Skutecznie odpieramy ataki Rosjan – powiedział w wygłoszonym oświadczeniu w sobotę prezydent Ukrainy Wołodymyr Zełenski. Zapewnił, że kluczowe miasta wokół Kijowa są pod kontrolą rządu.
„Wytrwaliśmy i odparliśmy ataki wroga. Walki trwają. W wielu miastach i regionach naszego państwa. Ale wiemy, co chronimy – kraj, ziemię, przyszłość dzieci. To nasza armia kontroluje Kijów i kluczowe miasta wokół stolicy” – powiedział Zełenski.

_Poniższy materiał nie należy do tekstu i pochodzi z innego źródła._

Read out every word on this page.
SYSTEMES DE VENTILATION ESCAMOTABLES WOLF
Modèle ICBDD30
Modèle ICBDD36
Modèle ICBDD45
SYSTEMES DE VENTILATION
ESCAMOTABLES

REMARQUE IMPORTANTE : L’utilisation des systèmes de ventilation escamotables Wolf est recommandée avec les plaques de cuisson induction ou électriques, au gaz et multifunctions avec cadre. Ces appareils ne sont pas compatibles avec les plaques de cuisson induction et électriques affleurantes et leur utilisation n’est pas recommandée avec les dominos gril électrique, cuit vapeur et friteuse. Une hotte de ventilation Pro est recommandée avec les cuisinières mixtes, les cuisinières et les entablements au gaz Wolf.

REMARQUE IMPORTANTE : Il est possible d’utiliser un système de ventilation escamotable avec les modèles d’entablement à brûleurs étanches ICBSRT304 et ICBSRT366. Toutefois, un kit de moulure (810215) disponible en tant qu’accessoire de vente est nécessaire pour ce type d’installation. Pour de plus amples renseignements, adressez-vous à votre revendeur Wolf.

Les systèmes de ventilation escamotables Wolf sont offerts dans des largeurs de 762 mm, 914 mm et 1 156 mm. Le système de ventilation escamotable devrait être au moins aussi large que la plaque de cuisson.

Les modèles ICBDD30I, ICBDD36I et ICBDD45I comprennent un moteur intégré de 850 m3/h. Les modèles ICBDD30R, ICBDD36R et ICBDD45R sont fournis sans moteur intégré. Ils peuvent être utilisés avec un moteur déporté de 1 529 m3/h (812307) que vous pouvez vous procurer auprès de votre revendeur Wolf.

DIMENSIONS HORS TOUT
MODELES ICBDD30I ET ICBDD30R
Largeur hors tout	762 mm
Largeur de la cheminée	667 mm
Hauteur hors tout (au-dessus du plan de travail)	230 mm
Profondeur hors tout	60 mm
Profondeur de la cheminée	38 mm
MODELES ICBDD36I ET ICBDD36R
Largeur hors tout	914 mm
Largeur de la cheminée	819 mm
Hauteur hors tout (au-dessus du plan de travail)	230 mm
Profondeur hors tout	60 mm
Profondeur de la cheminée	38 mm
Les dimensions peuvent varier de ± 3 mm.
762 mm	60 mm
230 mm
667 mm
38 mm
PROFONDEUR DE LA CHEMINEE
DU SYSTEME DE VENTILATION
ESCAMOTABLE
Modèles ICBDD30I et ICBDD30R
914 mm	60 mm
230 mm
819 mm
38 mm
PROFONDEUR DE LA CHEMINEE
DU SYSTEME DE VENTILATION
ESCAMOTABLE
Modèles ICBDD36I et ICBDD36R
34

„(Rosjanie) chcieli umieścić tu swoje marionetki, jak w Doniecku. Złamaliśmy ich plan” – dodał.
Prezydent wyraził też przekonanie, że naród ukraiński zasłużył sobie na członkostwo w Unii Europejskiej oraz że taka decyzja byłaby bardzo ważnym elementem wsparcia.
Podczas porannego ostrzału Rosjan w Kijowie pocisk trafił w wielopiętrowy budynek mieszkalny na Prospekcie Łobanowskiego – podała agencja Interfax-Ukraina. Ze wstępnej informacji władz wynika, że nie ma ofiar i rannych.
„Według wstępnej informacji nie ma ofiar i rannych, trwa ewakuacja” – podała państwowa służba ds. sytuacji nadzwyczajnych.
Interfax podaje, że najprawdopodobniej w budynek trafił pocisk manewrujący.
Portal Suspilne opublikował nagranie, na którym widać wyrwę w budynku na wysokości jego wyższych pięter.
Atak skomentował na Twitterze minister spraw zagranicznych Ukrainy Dmytro Kułeba, żądając od świata „całkowitego izolowania Rosji”. (PAP)
Zełenski po rozmowie z Macronem: jedzie do nas broń
Jedzie do nas broń i sprzęt – napisał w sobotę rano na Twitterze prezydent Ukrainy Wołodymyr Zełenski po rozmowie telefonicznej z prezydentem Francji Emmanuelem Macronem.
„Nowy dzień na froncie dyplomatycznym rozpoczął się od rozmowy z prezydentem Francji Emmanuelem Macronem. Jedzie do nas broń i sprzęt od naszych partnerów. Koalicja antywojenna działa!” – ocenił Zełenski.
Wcześniej tego samego dnia, w nagraniu opublikowanym na Telegramie, ukraiński prezydent zapewnił, że nikt w jego kraju nie składa broni i obrona trwa.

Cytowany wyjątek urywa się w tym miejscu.